RBM15 Das Double-Nickase-Plasmid (h) besteht aus einem aufeinander abgestimmten Plasmidpaar, das für die hochspezifische Bearbeitung des RBM15-Lokus in human-Zelllinien entwickelt wurde. Jedes Plasmid exprimiert eine Cas9-D10A-Nickase und eine spezifische sgRNA, die auf entgegengesetzte DNA-Stränge innerhalb von RBM15 abzielt. Wenn sie auf benachbarte Stellen auf entgegengesetzten DNA-Strängen gerichtet sind, erzeugen die beiden Nickasen versetzte Einzelstrang-Schnitte, die zusammen einen versetzten Doppelstrangbruch erzeugen, was eine koordinierte On-Target-Aktivität beider Guides erfordert. Der resultierende DNA-Bruch wird durch endogene zelluläre Reparaturwege behoben, meist durch nicht-homologe Endverknüpfung (NHEJ), was zu Insertionen oder Deletionen führt, die die RBM15-Funktion stören. Durch die Notwendigkeit einer doppelten sgRNA-Bindung am Zielort erhöht der Doppel-Nick-Ansatz die Spezifität der Bearbeitung und bietet eine komplementäre CRISPR-Strategie für Anwendungen, bei denen eine zusätzliche Kontrolle über die Zielgenauigkeit gewünscht ist.
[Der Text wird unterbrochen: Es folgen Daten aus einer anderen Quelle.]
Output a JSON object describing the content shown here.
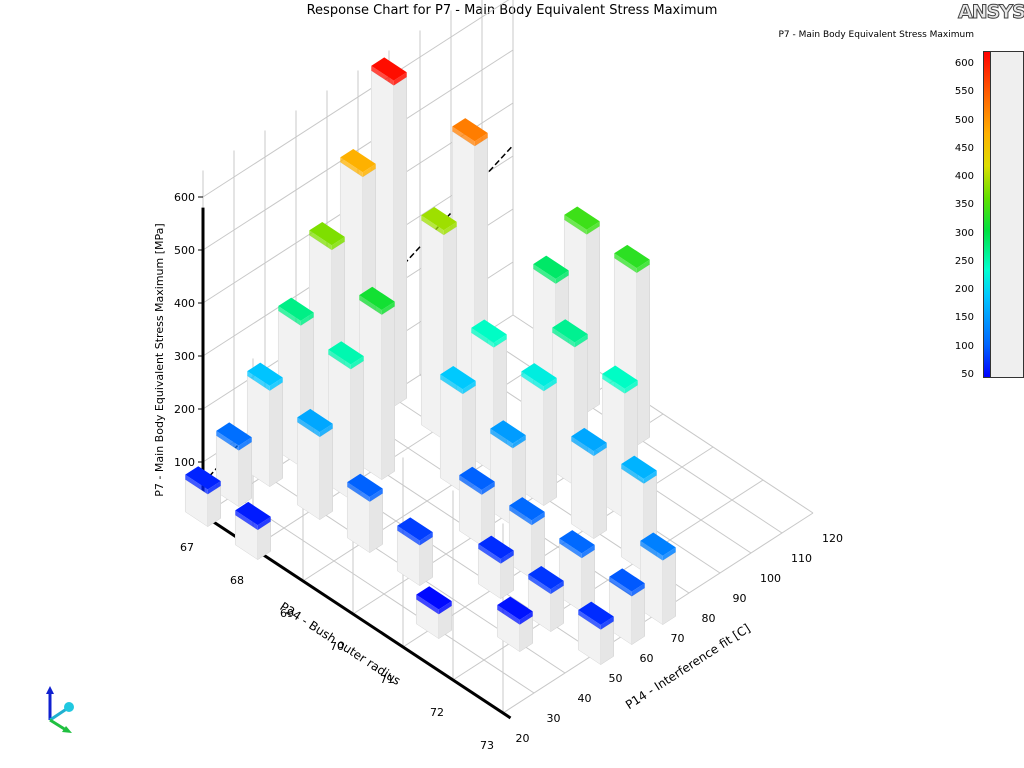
{
  "window": {
    "title": "Response Chart for P7 - Main Body Equivalent Stress Maximum",
    "logo": "ANSYS"
  },
  "legend": {
    "title": "P7 - Main Body Equivalent Stress Maximum",
    "ticks": [
      "600",
      "550",
      "500",
      "450",
      "400",
      "350",
      "300",
      "250",
      "200",
      "150",
      "100",
      "50"
    ],
    "min": 50,
    "max": 625
  },
  "chart_data": {
    "type": "bar3d",
    "title": "Response Chart for P7 - Main Body Equivalent Stress Maximum",
    "zlabel": "P7 - Main Body Equivalent Stress Maximum  [MPa]",
    "ylabel": "P24 - Bush outer radius",
    "xlabel": "P14 - Interference fit  [C]",
    "zticks": [
      "100",
      "200",
      "300",
      "400",
      "500",
      "600"
    ],
    "yticks": [
      "67",
      "68",
      "69",
      "70",
      "71",
      "72",
      "73"
    ],
    "xticks": [
      "20",
      "30",
      "40",
      "50",
      "60",
      "70",
      "80",
      "90",
      "100",
      "110",
      "120"
    ],
    "zlim": [
      0,
      650
    ],
    "color_min": 50,
    "color_max": 625,
    "bars": [
      {
        "radius": 67,
        "fit": 20,
        "value": 70
      },
      {
        "radius": 67,
        "fit": 30,
        "value": 115
      },
      {
        "radius": 67,
        "fit": 40,
        "value": 190
      },
      {
        "radius": 67,
        "fit": 50,
        "value": 275
      },
      {
        "radius": 67,
        "fit": 60,
        "value": 380
      },
      {
        "radius": 67,
        "fit": 70,
        "value": 480
      },
      {
        "radius": 67,
        "fit": 80,
        "value": 615
      },
      {
        "radius": 68,
        "fit": 20,
        "value": 65
      },
      {
        "radius": 68,
        "fit": 40,
        "value": 165
      },
      {
        "radius": 68,
        "fit": 50,
        "value": 255
      },
      {
        "radius": 68,
        "fit": 60,
        "value": 320
      },
      {
        "radius": 68,
        "fit": 80,
        "value": 395
      },
      {
        "radius": 68,
        "fit": 90,
        "value": 525
      },
      {
        "radius": 69,
        "fit": 40,
        "value": 105
      },
      {
        "radius": 69,
        "fit": 70,
        "value": 195
      },
      {
        "radius": 69,
        "fit": 80,
        "value": 245
      },
      {
        "radius": 69,
        "fit": 100,
        "value": 290
      },
      {
        "radius": 69,
        "fit": 110,
        "value": 345
      },
      {
        "radius": 70,
        "fit": 40,
        "value": 85
      },
      {
        "radius": 70,
        "fit": 60,
        "value": 105
      },
      {
        "radius": 70,
        "fit": 70,
        "value": 155
      },
      {
        "radius": 70,
        "fit": 80,
        "value": 225
      },
      {
        "radius": 70,
        "fit": 90,
        "value": 270
      },
      {
        "radius": 70,
        "fit": 110,
        "value": 335
      },
      {
        "radius": 71,
        "fit": 30,
        "value": 55
      },
      {
        "radius": 71,
        "fit": 50,
        "value": 75
      },
      {
        "radius": 71,
        "fit": 60,
        "value": 110
      },
      {
        "radius": 71,
        "fit": 80,
        "value": 165
      },
      {
        "radius": 71,
        "fit": 90,
        "value": 245
      },
      {
        "radius": 72,
        "fit": 40,
        "value": 60
      },
      {
        "radius": 72,
        "fit": 50,
        "value": 80
      },
      {
        "radius": 72,
        "fit": 60,
        "value": 110
      },
      {
        "radius": 72,
        "fit": 80,
        "value": 175
      },
      {
        "radius": 73,
        "fit": 50,
        "value": 75
      },
      {
        "radius": 73,
        "fit": 60,
        "value": 100
      },
      {
        "radius": 73,
        "fit": 70,
        "value": 130
      }
    ]
  }
}
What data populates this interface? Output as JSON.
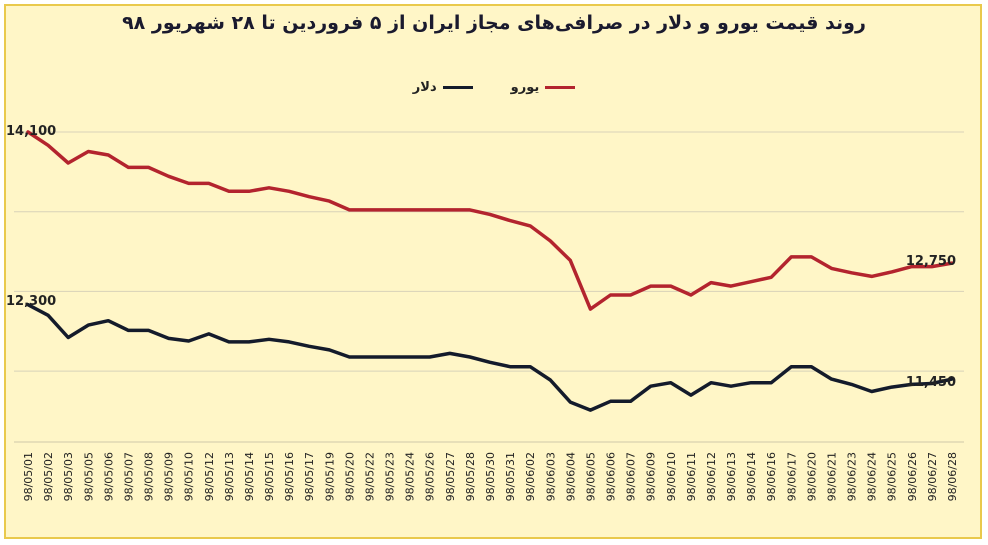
{
  "chart_data": {
    "type": "line",
    "title": "روند قیمت یورو و دلار در صرافی‌های مجاز ایران از ۵ فروردین تا ۲۸ شهریور ۹۸",
    "xlabel": "",
    "ylabel": "",
    "ylim": [
      10600,
      14800
    ],
    "grid": true,
    "legend_position": "top-center",
    "x": [
      "98/05/01",
      "98/05/02",
      "98/05/03",
      "98/05/05",
      "98/05/06",
      "98/05/07",
      "98/05/08",
      "98/05/09",
      "98/05/10",
      "98/05/12",
      "98/05/13",
      "98/05/14",
      "98/05/15",
      "98/05/16",
      "98/05/17",
      "98/05/19",
      "98/05/20",
      "98/05/22",
      "98/05/23",
      "98/05/24",
      "98/05/26",
      "98/05/27",
      "98/05/28",
      "98/05/30",
      "98/05/31",
      "98/06/02",
      "98/06/03",
      "98/06/04",
      "98/06/05",
      "98/06/06",
      "98/06/07",
      "98/06/09",
      "98/06/10",
      "98/06/11",
      "98/06/12",
      "98/06/13",
      "98/06/14",
      "98/06/16",
      "98/06/17",
      "98/06/20",
      "98/06/21",
      "98/06/23",
      "98/06/24",
      "98/06/25",
      "98/06/26",
      "98/06/27",
      "98/06/28"
    ],
    "series": [
      {
        "name": "یورو",
        "color": "#b3242e",
        "values": [
          14100,
          13950,
          13750,
          13880,
          13840,
          13700,
          13700,
          13600,
          13520,
          13520,
          13430,
          13430,
          13470,
          13430,
          13370,
          13320,
          13220,
          13220,
          13220,
          13220,
          13220,
          13220,
          13220,
          13170,
          13100,
          13040,
          12870,
          12650,
          12100,
          12260,
          12260,
          12360,
          12360,
          12260,
          12400,
          12360,
          12410,
          12460,
          12690,
          12690,
          12560,
          12510,
          12470,
          12520,
          12580,
          12580,
          12620
        ]
      },
      {
        "name": "دلار",
        "color": "#141b2b",
        "values": [
          12150,
          12030,
          11780,
          11920,
          11970,
          11860,
          11860,
          11770,
          11740,
          11820,
          11730,
          11730,
          11760,
          11730,
          11680,
          11640,
          11560,
          11560,
          11560,
          11560,
          11560,
          11600,
          11560,
          11500,
          11450,
          11450,
          11300,
          11050,
          10960,
          11060,
          11060,
          11230,
          11270,
          11130,
          11270,
          11230,
          11270,
          11270,
          11450,
          11450,
          11310,
          11250,
          11170,
          11220,
          11250,
          11260,
          11310
        ]
      }
    ],
    "data_labels": [
      {
        "text": "14,100"
      },
      {
        "text": "12,750"
      },
      {
        "text": "12,300"
      },
      {
        "text": "11,450"
      }
    ]
  }
}
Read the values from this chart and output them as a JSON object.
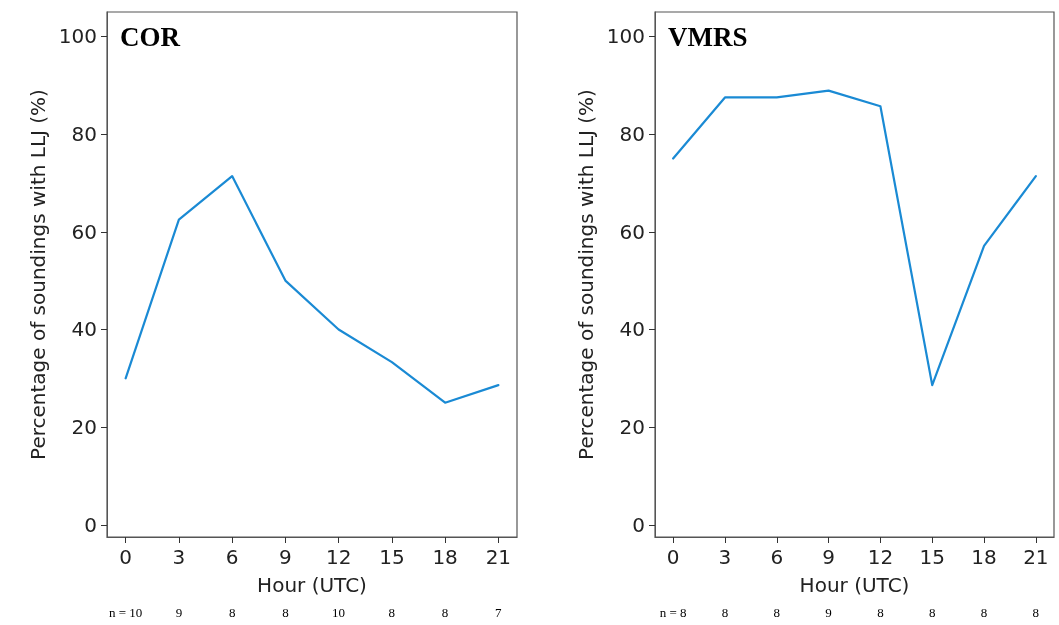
{
  "chart_data": [
    {
      "type": "line",
      "title": "COR",
      "xlabel": "Hour (UTC)",
      "ylabel": "Percentage of soundings with LLJ (%)",
      "x": [
        0,
        3,
        6,
        9,
        12,
        15,
        18,
        21
      ],
      "series": [
        {
          "color": "#1a8ad4",
          "values": [
            30,
            62.5,
            71.4,
            50,
            40,
            33.3,
            25,
            28.6
          ]
        }
      ],
      "xlim": [
        -1.05,
        22.05
      ],
      "xticks": [
        0,
        3,
        6,
        9,
        12,
        15,
        18,
        21
      ],
      "ylim": [
        -2.5,
        105
      ],
      "yticks": [
        0,
        20,
        40,
        60,
        80,
        100
      ],
      "grid": false,
      "marker": "none",
      "line_style": "solid",
      "annotations": [
        "n = 10",
        "9",
        "8",
        "8",
        "10",
        "8",
        "8",
        "7"
      ]
    },
    {
      "type": "line",
      "title": "VMRS",
      "xlabel": "Hour (UTC)",
      "ylabel": "Percentage of soundings with LLJ (%)",
      "x": [
        0,
        3,
        6,
        9,
        12,
        15,
        18,
        21
      ],
      "series": [
        {
          "color": "#1a8ad4",
          "values": [
            75,
            87.5,
            87.5,
            88.9,
            85.7,
            28.6,
            57.1,
            71.4
          ]
        }
      ],
      "xlim": [
        -1.05,
        22.05
      ],
      "xticks": [
        0,
        3,
        6,
        9,
        12,
        15,
        18,
        21
      ],
      "ylim": [
        -2.5,
        105
      ],
      "yticks": [
        0,
        20,
        40,
        60,
        80,
        100
      ],
      "grid": false,
      "marker": "none",
      "line_style": "solid",
      "annotations": [
        "n = 8",
        "8",
        "8",
        "9",
        "8",
        "8",
        "8",
        "8"
      ]
    }
  ]
}
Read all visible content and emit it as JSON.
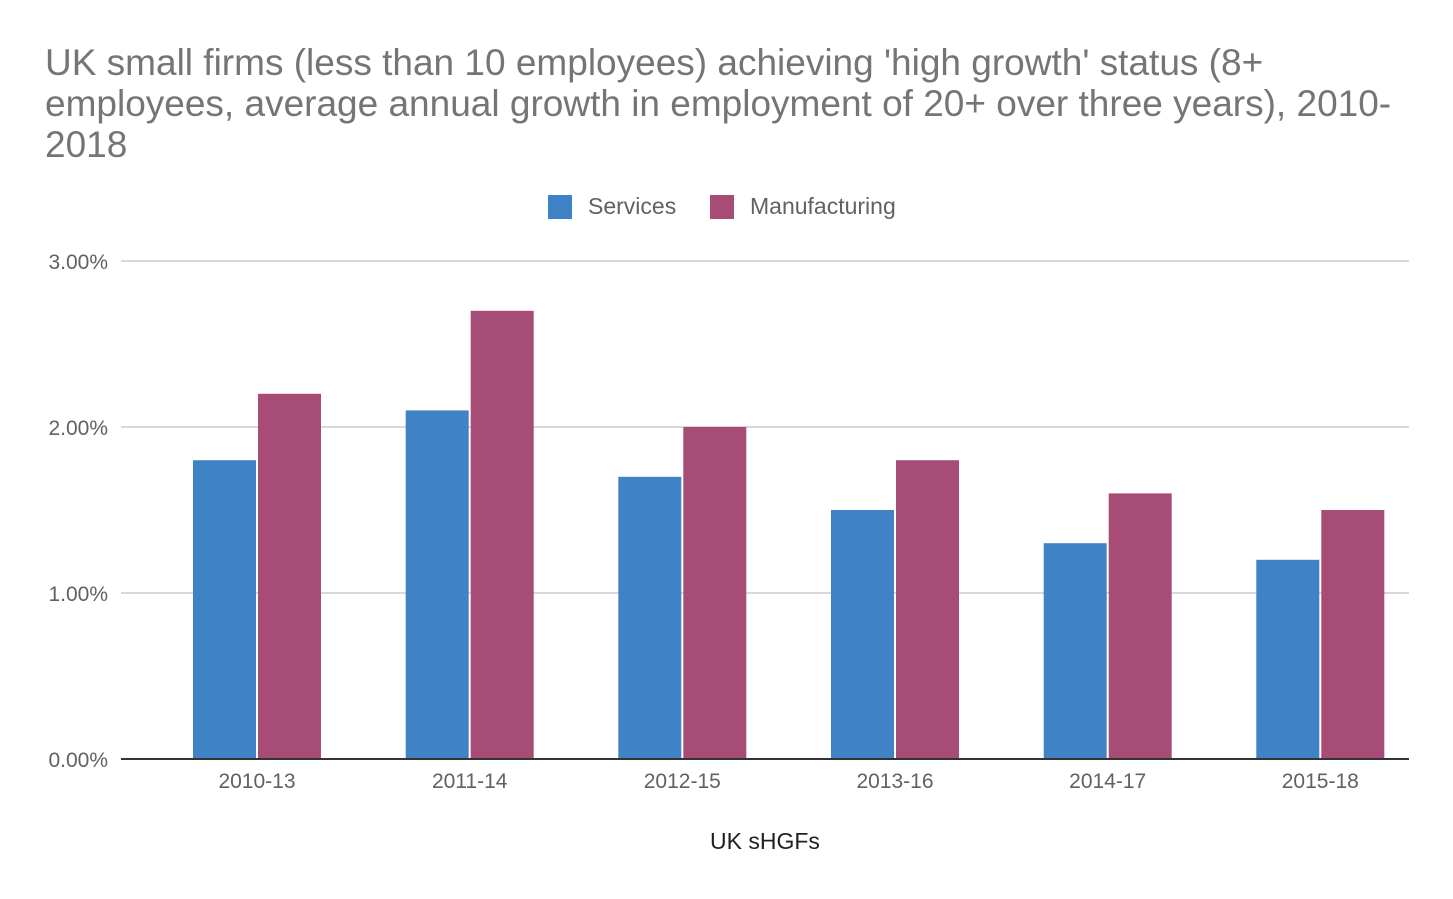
{
  "chart_data": {
    "type": "bar",
    "title": "UK small firms (less than 10 employees) achieving 'high growth' status (8+ employees, average annual growth in employment of 20+ over three years), 2010-2018",
    "xlabel": "UK sHGFs",
    "ylabel": "",
    "categories": [
      "2010-13",
      "2011-14",
      "2012-15",
      "2013-16",
      "2014-17",
      "2015-18"
    ],
    "series": [
      {
        "name": "Services",
        "color": "#3f83c6",
        "values": [
          1.8,
          2.1,
          1.7,
          1.5,
          1.3,
          1.2
        ]
      },
      {
        "name": "Manufacturing",
        "color": "#a64c76",
        "values": [
          2.2,
          2.7,
          2.0,
          1.8,
          1.6,
          1.5
        ]
      }
    ],
    "ylim": [
      0,
      3
    ],
    "yticks": [
      0,
      1,
      2,
      3
    ],
    "ytick_labels": [
      "0.00%",
      "1.00%",
      "2.00%",
      "3.00%"
    ],
    "y_unit": "percent",
    "grid": true,
    "legend_position": "top-center"
  }
}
Um eine effiziente Identifizierung editierter Zellen zu unterstützen, kodiert ein Plasmid GFP zur fluoreszierenden Visualisierung transfizierter Populationen, während das Begleitplasmid ein Puromycin-Resistenzgen für die Antibiotika-Selektion trägt. Zusammen unterstützen diese Merkmale eine effiziente Anreicherung co-transfizierter Populationen und vereinfachen die Validierung von Klonen mit RBM15-Störung.
Nur für Forschungszwecke. Nicht für diagnostische oder therapeutische Zwecke bestimmt.